Le mafie nell'era digitale
Focus TikTok
Synopsis
La ricerca Le mafie nell’era digitale - Focus TikTok affronta la diffusione, nei contesti digitali, di rappresentazioni che veicolano, rielaborano e reinterpretano l’immaginario mafioso attraverso forme partecipative, virali e transnazionali. Grazie a un’indagine qualitativa estesa, durata 18 mesi, sono stati osservati e analizzati centinaia di profili e video e sono state costruite mappature delle narrazioni, dei codici visivi e degli hashtag che strutturano l’estetica mafiosa online. L’obiettivo, oltre alla descrizione del fenomeno, è stato quello di cogliere le logiche profonde con cui la cultura mafiosa viene trasmessa, spettacolarizzata o normalizzata nei linguaggi digitali contemporanei. Attraverso un approccio netnografico rigoroso e immersivo, lo studio restituisce un quadro utile a comprendere come proprio la piattaforma di TikTok possa diventare terreno di costruzione simbolica – e quindi, potenzialmente, anche di contrasto – di tali narrazioni. L’approccio di ricerca ha consentito dunque di ricostruire la trama della cultura mafiofila nel digitale, degli orizzonti di significato a essa correlati e delle pratiche che si instaurano fra attori e simpatizzanti dello stile di vita mafioso. Con la digitalizzazione, le mafie abbandonano il tradizionale silenzio comunicativo e le strategie di sottrazione (tipici della modalità comunicativa dei pizzini), per adottare strategie additive e visibili sui social. La comunicazione non è più mediata da sceneggiatori o giornalisti, ma viene auto-narrata dai protagonisti. In questo contesto TikTok diventa il luogo di spettacolarizzazione dell’identità mafiosa, dove i contenuti prodotti dagli utenti riflettono pratiche, valori e codici culturali mafiosi in modo diretto e privo di filtri. Si afferma così una vera e propria “mafiosfera”: un ecosistema narrativo, estetico e comportamentale in cui elementi associati alla cultura mafiosa vengono rappresentati, imitati, resi virali, talvolta ironizzati, ma spesso anche legittimati o banalizzati.

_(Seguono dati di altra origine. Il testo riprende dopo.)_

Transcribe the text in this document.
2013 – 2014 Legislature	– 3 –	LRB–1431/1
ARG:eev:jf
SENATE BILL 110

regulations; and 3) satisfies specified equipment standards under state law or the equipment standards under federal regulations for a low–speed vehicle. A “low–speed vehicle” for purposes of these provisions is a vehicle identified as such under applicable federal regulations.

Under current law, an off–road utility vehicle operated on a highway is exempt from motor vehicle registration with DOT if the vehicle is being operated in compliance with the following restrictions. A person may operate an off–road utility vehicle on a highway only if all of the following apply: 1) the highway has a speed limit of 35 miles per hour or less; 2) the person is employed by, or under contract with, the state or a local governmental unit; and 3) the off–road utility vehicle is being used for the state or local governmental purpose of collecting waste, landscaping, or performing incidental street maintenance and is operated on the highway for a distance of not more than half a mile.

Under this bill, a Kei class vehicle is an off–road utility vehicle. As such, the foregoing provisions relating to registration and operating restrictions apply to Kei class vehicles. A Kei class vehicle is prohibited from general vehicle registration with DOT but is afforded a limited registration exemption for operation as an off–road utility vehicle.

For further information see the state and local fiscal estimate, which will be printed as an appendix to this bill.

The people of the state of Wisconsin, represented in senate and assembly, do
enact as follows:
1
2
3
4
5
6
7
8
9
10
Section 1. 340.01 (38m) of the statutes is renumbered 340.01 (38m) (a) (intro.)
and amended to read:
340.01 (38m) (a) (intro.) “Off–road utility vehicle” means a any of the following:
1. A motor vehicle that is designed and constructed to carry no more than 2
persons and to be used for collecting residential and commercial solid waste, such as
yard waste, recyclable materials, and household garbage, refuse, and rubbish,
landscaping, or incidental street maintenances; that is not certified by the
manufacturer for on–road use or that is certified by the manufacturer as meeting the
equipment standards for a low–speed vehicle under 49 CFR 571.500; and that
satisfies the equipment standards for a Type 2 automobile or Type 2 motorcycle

Questi contenuti non appaiono necessariamente come apologia diretta del crimine: al contrario, spesso sono veicolati in modo ambiguo, ibridando la figura del “mafioso” con quella dell’influencer, dello street hero o del personaggio di successo. Ciò rende più difficile intercettarli e classificarli, ma proprio per questo è fondamentale comprenderne le logiche.

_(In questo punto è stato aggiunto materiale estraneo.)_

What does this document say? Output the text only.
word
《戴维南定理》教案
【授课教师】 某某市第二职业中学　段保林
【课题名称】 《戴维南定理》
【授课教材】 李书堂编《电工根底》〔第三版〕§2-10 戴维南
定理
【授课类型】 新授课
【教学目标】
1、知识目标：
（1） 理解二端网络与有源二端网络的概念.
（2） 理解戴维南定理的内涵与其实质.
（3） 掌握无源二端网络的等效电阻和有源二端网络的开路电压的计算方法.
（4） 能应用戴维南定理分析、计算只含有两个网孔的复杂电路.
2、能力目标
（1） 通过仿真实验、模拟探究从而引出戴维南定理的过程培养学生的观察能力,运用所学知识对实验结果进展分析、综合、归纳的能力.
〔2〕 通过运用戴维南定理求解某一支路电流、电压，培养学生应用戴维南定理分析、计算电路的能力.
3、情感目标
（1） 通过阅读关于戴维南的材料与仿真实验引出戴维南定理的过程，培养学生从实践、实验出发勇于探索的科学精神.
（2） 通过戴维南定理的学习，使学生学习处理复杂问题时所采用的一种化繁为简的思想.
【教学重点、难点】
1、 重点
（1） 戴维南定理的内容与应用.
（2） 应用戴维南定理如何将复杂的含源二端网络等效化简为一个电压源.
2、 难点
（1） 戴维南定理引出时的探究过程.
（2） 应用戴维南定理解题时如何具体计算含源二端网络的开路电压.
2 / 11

L’analisi restituisce un quadro inequivocabile: su TikTok, la mafiosfera si manifesta come un vero e proprio linguaggio culturale autonomo, fatto di suoni, look, atteggiamenti, simboli, gesti. Tali codici vengono assorbiti da una community ampia, internazionale, spesso giovanile, che li rilancia senza la consapevolezza dei significati profondi che li sottendono. È in questo senso che la viralità può diventare veicolo inconsapevole di normalizzazione del crimine.